In the first round of the presidential election, Colombians went to the polls, frustrated with the performance of the current government, the high levels of unemployment, and increased insecurity. The right leaning candidate, who had the support of the traditional political parties, came in third place and lost to a newcomer who ran independently. The results not only show the people’s disenchantment with the direction of the country and their lack of trust in the political establishment but a significant political shift. 

On June 19, Colombians will cast their ballots for a second time to choose between Gustavo Petro, a left-wing senator, and Rodolfo Hernandez, a populist businessman. Whatever the outcome, the new government of Latin America's third-largest country will have to address both recent and long-entrenched challenges. Juanita León, director and founder of La Silla Vacía, and Mauricio Cárdenas, former Colombian minister of finance,  discussed the economic and political context of the elections, and what one might expect from a Petro or Hernandez government on key issues such as unemployment, economic recovery, climate policy, and implementation of the peace process. Alejandro Werner, founding director of the Georgetown Americas Institute,  moderated the discussion.

Guests were invited to join the Zoom Webinar or watch the YouTube livestream; the event was carried out with simultaneous translation from Spanish to English.  

Featuring 

Juanita León is the director and founder of La Silla Vacía, one of the most influential investigative sites in Colombia. She is also a lawyer and the author of several books, including Country of Bullets (2019) about the war in Colombia. Recently, she won the García Marquez Iberoamerican Award for her coverage of the Colombian peace process. After working at the Wall Street Journal Americas division in New York, León returned to Colombia to work at the national newspaper El Tiempo as editor of the Peace Unit, covering the peace process with the FARC. In the Semana magazine, León was reportage editor and, in 2006, helped create the daily edition of Semana.com. Later, she directed the launch of Flypmedia.com a magazine in New York. León has a master’s degree in journalism from Columbia University and was a Harvard Nieman Fellow.

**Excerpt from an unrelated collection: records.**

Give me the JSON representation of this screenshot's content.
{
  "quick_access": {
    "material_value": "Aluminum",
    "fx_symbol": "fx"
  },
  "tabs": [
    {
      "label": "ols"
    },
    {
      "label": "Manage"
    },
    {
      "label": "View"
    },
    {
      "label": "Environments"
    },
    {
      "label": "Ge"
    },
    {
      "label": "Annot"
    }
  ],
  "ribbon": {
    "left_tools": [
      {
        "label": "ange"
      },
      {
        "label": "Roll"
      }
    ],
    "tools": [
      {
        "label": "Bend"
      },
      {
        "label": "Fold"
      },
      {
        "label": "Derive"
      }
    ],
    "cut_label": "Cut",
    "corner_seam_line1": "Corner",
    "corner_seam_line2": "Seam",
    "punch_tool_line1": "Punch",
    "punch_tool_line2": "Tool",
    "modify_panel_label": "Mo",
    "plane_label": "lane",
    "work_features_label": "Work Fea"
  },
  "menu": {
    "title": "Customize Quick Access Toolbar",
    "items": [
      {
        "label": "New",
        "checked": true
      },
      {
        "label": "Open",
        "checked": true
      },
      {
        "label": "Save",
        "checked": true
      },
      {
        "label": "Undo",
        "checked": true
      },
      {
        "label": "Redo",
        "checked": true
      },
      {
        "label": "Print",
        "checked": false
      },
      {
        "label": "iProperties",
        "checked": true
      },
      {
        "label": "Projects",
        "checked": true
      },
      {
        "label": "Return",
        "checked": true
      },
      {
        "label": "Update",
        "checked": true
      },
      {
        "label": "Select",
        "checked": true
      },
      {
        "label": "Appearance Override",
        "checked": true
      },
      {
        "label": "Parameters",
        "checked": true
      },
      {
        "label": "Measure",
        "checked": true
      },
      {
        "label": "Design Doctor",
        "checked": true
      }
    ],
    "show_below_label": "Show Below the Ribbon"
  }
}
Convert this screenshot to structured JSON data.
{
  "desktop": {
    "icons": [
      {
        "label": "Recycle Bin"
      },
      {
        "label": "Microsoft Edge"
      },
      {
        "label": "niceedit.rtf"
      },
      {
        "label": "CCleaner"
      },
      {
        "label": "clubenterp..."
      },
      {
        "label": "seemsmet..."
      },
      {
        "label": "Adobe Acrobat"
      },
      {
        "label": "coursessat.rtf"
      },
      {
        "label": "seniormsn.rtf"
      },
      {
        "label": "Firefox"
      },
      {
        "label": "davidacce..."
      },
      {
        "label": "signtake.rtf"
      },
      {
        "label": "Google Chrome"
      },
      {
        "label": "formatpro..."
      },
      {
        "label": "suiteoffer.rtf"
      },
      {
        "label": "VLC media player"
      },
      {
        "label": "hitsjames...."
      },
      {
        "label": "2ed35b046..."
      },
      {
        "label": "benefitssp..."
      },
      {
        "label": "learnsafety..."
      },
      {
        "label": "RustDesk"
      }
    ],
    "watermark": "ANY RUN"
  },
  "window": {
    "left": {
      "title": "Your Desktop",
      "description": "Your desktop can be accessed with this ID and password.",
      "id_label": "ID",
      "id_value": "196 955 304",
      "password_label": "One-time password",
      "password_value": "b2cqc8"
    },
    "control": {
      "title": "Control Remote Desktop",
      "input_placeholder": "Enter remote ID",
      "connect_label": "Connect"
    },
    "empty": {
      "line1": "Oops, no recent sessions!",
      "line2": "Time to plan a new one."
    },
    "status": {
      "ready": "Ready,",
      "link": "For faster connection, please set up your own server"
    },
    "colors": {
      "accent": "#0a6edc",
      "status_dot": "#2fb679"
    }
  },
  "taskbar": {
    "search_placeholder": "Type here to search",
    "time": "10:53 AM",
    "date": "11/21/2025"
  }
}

Mauricio Cárdenas is a distinguished non-resident fellow at the Center for Global Development who served as Colombia’s minister of finance and public credit from 2012 to 2018. He is currently a visiting senior research scholar at the Center on Global Energy Policy at Columbia University and joined Columbia’s School of International and Public Affairs as a part-time visiting professor in spring 2019. Earlier in his career, he led Colombia’s national planning department, the ministry of transport, and ministry of economic development. Cárdenas has served as chairman of the boards of governors of the World Bank and the International Monetary Fund and vice chairman and then chairman of the Intergovernmental Group of Twenty-Four (G-24). He has twice been the executive director of Fedesarrollo, a think tank in Colombia that conducts research on economic and social policy and a senior fellow at the Brookings Institution, where he led the Latin American Initiative. Cárdenas holds a Ph.D. in economics from the University of California, Berkeley, and a master’s degree from the University of the Andes.

Alejandro Werner is the founding director of the Georgetown Americas Institute and a non-resident senior fellow at the Peterson Institute. He recently completed almost nine years as director of the Western Hemisphere Department at the International Monetary Fund. Prior to that appointment, he rose to undersecretary in Mexico’s Finance Ministry and taught at leading universities in Mexico and the United States. He earned his Ph.D. in economics at the Massachusetts Institute of Technology in 1994.